Three developments are shaking Ontario’s home care model which rests on a decades old design from a different era. A lumbering model that is described as insufficient by family members, rigid and complicated by providers, and out of step with a society which wants homecare redesigned and delivery transformed.
These developments are changing the homecare paradigm. The growing ageing population, non-stop clinical discoveries, and the arrival of virtual care. First, we all know about the growing tsunami of elders and their prominent health needs. The pandemic changed their minds about where they wanted to spend their elder days and where they wanted to receive health service; and that is in their own homes. Which sounds good. However, I don’t think the current $36 per diem that Ontario allocates for homecare service to clients is going to cut it with our moxie older adults. And it shouldn’t have to. A shift in long term care strategic spending that emphasizes enhanced homecare allocations would grow that $36 into what looks more like an investment category than strictly an expense entry on the Ontario Government’s balance sheet.
The second factor that is shaking things up is the impressive clinical discoveries that are regularly being announced for homecare results. Research findings that demonstrate higher quality outcomes in areas such as post stroke care; palliative care for heart failure patients; home service for youth mental health and eating disorders; post hip fracture surgery homecare; and even post transplant care in the home….are all having their impact. And I doubt that these clinical discoveries are going to come to an abrupt halt. In fact just the opposite with A.I. coming. So let’s design our home care to accelerate the transfer of research into comprehensive care results for our community.

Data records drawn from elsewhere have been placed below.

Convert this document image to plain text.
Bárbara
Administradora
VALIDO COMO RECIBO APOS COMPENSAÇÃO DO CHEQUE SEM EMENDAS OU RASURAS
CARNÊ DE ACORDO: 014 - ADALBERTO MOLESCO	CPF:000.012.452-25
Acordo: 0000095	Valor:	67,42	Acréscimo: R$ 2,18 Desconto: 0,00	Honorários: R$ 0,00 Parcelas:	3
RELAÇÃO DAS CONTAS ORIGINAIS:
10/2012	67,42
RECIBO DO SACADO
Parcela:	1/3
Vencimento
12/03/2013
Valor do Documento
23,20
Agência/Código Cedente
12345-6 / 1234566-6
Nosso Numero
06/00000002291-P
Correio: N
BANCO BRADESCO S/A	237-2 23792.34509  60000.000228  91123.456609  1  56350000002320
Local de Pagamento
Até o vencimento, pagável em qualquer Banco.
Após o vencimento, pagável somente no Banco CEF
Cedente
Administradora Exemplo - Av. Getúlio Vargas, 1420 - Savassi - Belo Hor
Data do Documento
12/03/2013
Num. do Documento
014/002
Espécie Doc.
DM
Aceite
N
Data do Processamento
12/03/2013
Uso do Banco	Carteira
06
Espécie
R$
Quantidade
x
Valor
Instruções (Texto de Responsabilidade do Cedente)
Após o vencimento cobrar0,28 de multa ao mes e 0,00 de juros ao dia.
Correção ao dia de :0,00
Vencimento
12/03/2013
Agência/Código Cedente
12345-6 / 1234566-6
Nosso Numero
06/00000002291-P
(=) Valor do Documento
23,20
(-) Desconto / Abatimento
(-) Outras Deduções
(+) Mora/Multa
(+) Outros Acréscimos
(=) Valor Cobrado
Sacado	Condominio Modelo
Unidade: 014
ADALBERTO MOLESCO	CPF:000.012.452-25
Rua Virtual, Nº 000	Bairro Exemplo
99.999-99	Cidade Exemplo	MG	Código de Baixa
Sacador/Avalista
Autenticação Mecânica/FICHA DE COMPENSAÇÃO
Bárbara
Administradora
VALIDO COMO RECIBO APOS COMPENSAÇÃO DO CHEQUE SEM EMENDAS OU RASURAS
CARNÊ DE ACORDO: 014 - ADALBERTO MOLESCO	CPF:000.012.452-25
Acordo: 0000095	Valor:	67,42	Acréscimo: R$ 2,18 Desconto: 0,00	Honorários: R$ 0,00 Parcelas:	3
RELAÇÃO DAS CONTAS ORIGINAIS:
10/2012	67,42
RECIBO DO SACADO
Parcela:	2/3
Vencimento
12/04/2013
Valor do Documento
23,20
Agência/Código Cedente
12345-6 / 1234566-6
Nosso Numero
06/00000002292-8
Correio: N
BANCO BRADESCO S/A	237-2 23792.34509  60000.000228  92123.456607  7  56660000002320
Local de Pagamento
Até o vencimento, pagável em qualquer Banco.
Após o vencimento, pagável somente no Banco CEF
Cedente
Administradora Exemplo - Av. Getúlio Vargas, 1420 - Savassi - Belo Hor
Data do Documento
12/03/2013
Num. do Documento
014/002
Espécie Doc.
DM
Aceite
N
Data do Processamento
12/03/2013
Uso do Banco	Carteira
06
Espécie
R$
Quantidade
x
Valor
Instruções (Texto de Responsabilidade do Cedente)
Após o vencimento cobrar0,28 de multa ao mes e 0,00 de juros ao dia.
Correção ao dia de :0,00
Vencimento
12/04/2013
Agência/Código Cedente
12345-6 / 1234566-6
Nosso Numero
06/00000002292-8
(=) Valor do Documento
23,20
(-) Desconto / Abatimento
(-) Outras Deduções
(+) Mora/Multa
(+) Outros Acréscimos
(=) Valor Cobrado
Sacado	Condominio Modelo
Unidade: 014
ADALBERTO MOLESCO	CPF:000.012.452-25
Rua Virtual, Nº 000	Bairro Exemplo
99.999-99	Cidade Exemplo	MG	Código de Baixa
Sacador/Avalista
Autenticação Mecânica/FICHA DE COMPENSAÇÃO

This is where the hospitals come in. If hospitals get their act together as Dr. Danielle Martin explains: “New buildings and fancy technology aren’t needed. What’s needed is a willingness on the part of hospitals to organize their care differently, supporting primary care and home care and home care workers who need back up.” In the 20th century Stratford General Hospital, like hospitals across Canada, transformed from poor house to powerhouse based on science, clinical knowledge, and as Dean Robinson reminded us – The Women’s Hospital Auxiliary. For the 21st century hospitals need to solidify their partnerships with primary care providers and a unified home care entity in order to meet the public’s expectations. The hospitals commitment and action to transformative home care should not be negotiable.

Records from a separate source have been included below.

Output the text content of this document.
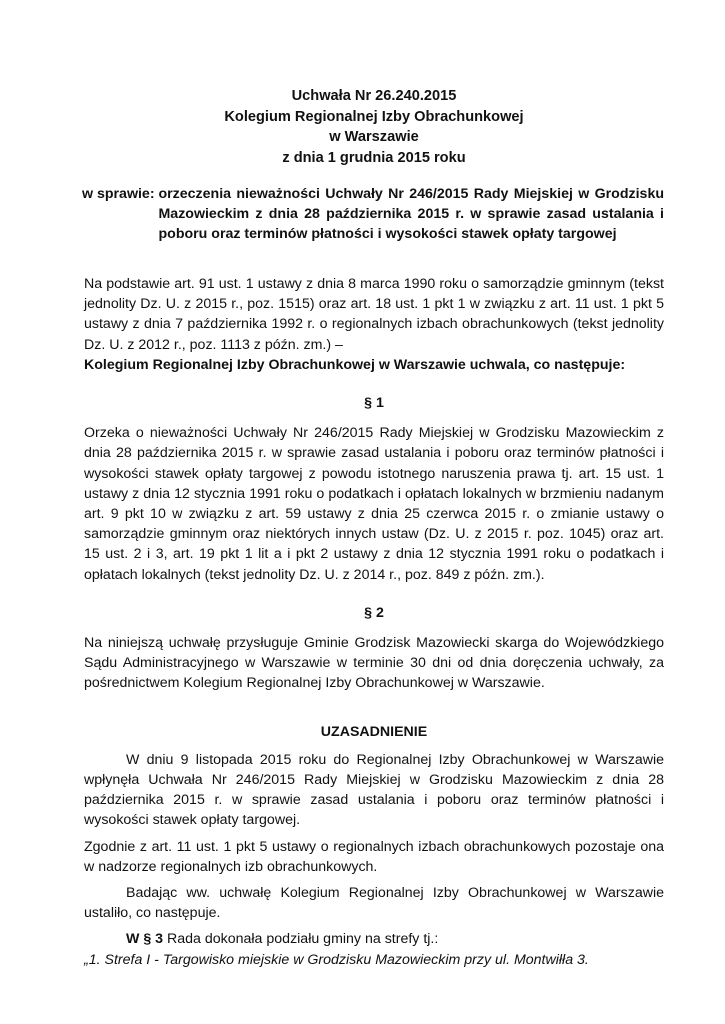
Uchwała Nr 26.240.2015
Kolegium Regionalnej Izby Obrachunkowej
w Warszawie
z dnia 1 grudnia 2015 roku
w sprawie: orzeczenia nieważności Uchwały Nr 246/2015 Rady Miejskiej w Grodzisku Mazowieckim z dnia 28 października 2015 r. w sprawie zasad ustalania i poboru oraz terminów płatności i wysokości stawek opłaty targowej

Na podstawie art. 91 ust. 1 ustawy z dnia 8 marca 1990 roku o samorządzie gminnym (tekst jednolity Dz. U. z 2015 r., poz. 1515) oraz art. 18 ust. 1 pkt 1 w związku z art. 11 ust. 1 pkt 5 ustawy z dnia 7 października 1992 r. o regionalnych izbach obrachunkowych (tekst jednolity Dz. U. z 2012 r., poz. 1113 z późn. zm.) –

Kolegium Regionalnej Izby Obrachunkowej w Warszawie uchwala, co następuje:

§ 1

Orzeka o nieważności Uchwały Nr 246/2015 Rady Miejskiej w Grodzisku Mazowieckim z dnia 28 października 2015 r. w sprawie zasad ustalania i poboru oraz terminów płatności i wysokości stawek opłaty targowej z powodu istotnego naruszenia prawa tj. art. 15 ust. 1 ustawy z dnia 12 stycznia 1991 roku o podatkach i opłatach lokalnych w brzmieniu nadanym art. 9 pkt 10 w związku z art. 59 ustawy z dnia 25 czerwca 2015 r. o zmianie ustawy o samorządzie gminnym oraz niektórych innych ustaw (Dz. U. z 2015 r. poz. 1045) oraz art. 15 ust. 2 i 3, art. 19 pkt 1 lit a i pkt 2 ustawy z dnia 12 stycznia 1991 roku o podatkach i opłatach lokalnych (tekst jednolity Dz. U. z 2014 r., poz. 849 z późn. zm.).

§ 2

Na niniejszą uchwałę przysługuje Gminie Grodzisk Mazowiecki skarga do Wojewódzkiego Sądu Administracyjnego w Warszawie w terminie 30 dni od dnia doręczenia uchwały, za pośrednictwem Kolegium Regionalnej Izby Obrachunkowej w Warszawie.

UZASADNIENIE

W dniu 9 listopada 2015 roku do Regionalnej Izby Obrachunkowej w Warszawie wpłynęła Uchwała Nr 246/2015 Rady Miejskiej w Grodzisku Mazowieckim z dnia 28 października 2015 r. w sprawie zasad ustalania i poboru oraz terminów płatności i wysokości stawek opłaty targowej.

Zgodnie z art. 11 ust. 1 pkt 5 ustawy o regionalnych izbach obrachunkowych pozostaje ona w nadzorze regionalnych izb obrachunkowych.

Badając ww. uchwałę Kolegium Regionalnej Izby Obrachunkowej w Warszawie ustaliło, co następuje.

W § 3 Rada dokonała podziału gminy na strefy tj.:

„1. Strefa I - Targowisko miejskie w Grodzisku Mazowieckim przy ul. Montwiłła 3.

Thirdly and perhaps most significantly is the impact that virtual care is having on home care. Accelerated as a disruptive innovation by the pandemic, virtual care has gone from an occasional opportunity to a potential game changer for home care … if we pay attention. And paying attention means the Ontario Government has to promptly arrive at imaginative ways to include the growing array of virtual care services in our Ontario medicare payment systems to hospitals and primary care providers such as family health teams. (Feel free to read Katherine Fierlbeck and Gregory P. Marchildon’s 2023 eye-opener, The Boundaries Of Medicare.) Or will government leave virtual care outside of our medicare coverage and thus let medicare fall into the hands of private for-profit providers within a buckling health system.
Where is Stratford homecare headed; entrenched in the past or transformative for the future?